Overview

We propose to develop a series of low latency file system solutions based on a programmable disk. This is accomplished by combining the knowledge of both the file system semantics and disk mechanism, and by avoiding storage system bottlenecks and interference with host operations. Unlike the ``Active Disk'' approach that offloads processing onto the disk processors, our approach obeys existing file system interfaces to transparently improve performance of legacy software without excluding sophisticated customizations. The proposal covers a full spectrum of options, ranging from single-disk solutions to multiple-disk ones, from logical disks to more closely integrated solutions, and from single-host systems to clustered systems.

Local File Systems for Programmable Disks

Our initial goal is exceptional transaction latency. This is accomplished by two key technologies. The first is eager writing, the strategy of writing to the closest free sectors near the current disk head location. The second is a virtual log, a transactional log whose entries are not physically contiguous. We then generalize this approach for multiple disks (called a MimdRAID) by aggressively exploiting parallelism. Our preliminary study has demonstrated an order of magnitude improvement in transaction latency. We believe it is possible to widen the gain to three orders of magnitude by further attacking the weaknesses uncovered in the current study and by riding the impressive trend of the disk density growth. This also provides a powerful mechanism for addressing real time constraints.

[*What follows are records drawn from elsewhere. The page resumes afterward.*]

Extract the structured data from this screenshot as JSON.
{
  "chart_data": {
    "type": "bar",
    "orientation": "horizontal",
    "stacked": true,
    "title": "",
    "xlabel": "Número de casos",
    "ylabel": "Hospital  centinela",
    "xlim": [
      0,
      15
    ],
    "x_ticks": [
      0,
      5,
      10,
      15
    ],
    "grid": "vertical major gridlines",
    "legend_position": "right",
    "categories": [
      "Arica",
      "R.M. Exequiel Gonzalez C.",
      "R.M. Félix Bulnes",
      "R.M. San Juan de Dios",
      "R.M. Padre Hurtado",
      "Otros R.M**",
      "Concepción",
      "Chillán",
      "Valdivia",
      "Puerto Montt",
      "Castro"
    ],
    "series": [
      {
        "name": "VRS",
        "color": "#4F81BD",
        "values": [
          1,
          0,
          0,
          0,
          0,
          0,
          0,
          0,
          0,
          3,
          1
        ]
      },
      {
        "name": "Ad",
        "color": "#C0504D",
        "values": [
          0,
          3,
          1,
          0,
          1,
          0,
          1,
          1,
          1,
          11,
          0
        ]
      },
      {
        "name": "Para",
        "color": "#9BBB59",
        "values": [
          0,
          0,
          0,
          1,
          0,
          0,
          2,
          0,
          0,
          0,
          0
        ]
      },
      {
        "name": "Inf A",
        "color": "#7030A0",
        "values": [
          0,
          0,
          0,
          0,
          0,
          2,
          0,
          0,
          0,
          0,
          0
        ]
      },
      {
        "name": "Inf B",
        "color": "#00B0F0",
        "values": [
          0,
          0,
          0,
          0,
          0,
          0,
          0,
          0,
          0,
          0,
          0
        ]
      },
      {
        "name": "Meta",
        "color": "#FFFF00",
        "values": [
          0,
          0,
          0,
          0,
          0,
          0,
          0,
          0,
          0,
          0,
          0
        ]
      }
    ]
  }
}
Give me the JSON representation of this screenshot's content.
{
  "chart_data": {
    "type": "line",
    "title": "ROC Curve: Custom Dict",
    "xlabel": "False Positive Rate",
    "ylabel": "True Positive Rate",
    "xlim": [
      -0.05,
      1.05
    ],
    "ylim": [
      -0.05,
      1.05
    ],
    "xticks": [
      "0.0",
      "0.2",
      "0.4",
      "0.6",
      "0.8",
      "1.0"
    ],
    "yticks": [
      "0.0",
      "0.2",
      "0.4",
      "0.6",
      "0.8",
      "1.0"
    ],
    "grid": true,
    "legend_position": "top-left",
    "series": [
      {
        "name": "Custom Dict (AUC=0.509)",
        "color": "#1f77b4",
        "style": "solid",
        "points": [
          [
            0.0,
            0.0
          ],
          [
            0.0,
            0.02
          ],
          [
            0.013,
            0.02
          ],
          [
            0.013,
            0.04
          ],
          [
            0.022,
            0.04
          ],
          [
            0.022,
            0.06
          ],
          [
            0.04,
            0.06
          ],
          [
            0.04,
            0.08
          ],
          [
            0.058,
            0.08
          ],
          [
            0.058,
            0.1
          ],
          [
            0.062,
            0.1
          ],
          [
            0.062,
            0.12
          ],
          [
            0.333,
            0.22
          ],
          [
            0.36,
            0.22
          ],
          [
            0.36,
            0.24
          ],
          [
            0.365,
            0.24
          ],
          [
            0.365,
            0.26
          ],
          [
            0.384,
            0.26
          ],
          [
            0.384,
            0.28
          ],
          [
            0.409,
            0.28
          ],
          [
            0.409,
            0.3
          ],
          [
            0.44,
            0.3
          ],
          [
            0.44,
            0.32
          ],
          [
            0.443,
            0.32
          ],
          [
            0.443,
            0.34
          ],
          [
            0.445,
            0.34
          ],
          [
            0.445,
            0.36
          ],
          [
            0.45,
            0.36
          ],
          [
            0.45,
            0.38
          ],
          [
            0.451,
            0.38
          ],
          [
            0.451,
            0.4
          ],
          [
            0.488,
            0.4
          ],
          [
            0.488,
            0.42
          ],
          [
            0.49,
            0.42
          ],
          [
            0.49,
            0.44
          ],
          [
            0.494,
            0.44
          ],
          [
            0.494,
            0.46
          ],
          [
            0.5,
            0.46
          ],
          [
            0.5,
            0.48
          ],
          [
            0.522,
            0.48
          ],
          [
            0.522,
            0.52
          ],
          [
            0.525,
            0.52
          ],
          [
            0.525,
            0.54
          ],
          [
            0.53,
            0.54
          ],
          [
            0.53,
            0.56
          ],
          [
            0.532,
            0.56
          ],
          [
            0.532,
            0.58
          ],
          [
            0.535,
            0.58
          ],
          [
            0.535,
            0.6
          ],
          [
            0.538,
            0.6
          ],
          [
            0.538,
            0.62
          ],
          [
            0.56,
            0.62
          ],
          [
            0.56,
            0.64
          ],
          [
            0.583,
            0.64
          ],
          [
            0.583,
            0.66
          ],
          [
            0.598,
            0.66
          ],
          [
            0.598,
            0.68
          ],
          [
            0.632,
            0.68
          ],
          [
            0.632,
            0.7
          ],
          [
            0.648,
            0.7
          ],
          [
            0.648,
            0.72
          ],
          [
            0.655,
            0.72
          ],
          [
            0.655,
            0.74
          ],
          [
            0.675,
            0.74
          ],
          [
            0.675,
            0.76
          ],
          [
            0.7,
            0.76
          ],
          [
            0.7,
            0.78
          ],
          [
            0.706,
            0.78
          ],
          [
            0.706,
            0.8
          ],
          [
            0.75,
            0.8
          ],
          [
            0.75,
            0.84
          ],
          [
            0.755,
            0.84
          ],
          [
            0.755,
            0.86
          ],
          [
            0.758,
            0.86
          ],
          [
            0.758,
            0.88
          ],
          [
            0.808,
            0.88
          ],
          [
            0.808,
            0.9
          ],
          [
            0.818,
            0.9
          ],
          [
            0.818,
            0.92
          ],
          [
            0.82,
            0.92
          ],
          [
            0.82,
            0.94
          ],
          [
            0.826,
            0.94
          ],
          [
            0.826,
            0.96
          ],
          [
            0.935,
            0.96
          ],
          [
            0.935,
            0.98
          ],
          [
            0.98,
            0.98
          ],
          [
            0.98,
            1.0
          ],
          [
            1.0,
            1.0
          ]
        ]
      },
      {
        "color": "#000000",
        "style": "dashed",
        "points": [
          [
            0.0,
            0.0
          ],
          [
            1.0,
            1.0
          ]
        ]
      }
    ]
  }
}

A Network File System for a Cluster of Intelligent Disks

We will develop a low latency cluster file system that centers around the SHRIMP multicomputer interconnect. There are three interesting features. First, this new system exploits the distributed device intelligence and allows a rich array of communication patterns including disk-to-disk and disk-to-device. Second, unlike existing network attached disks, this closely coupled system can take advantage of the ``virtual memory-mapped communication'' to perform protected low-latency communication. We plan to investigate the construction of a reliable and coherent global file cache using this powerful mechanism. Third, we plan to explore the MimdRAID concepts described above in the cluster context. By combining these features, we believe we can exceed the performance gain seen on the local file system.

Application Demonstrations and I/O Programming Models

The Princeton Display Wall Project presents a challenging I/O application. We will orchestrate an end-to-end I/O solution which includes new I/O programming models to allow explicit application control. This programming model can elegantly and efficiently support multi-user and multi-process workloads in a way that is impossible with traditional stream based approaches. Innovative security mechanisms will allow us to safely run injected code without sacrificing performance.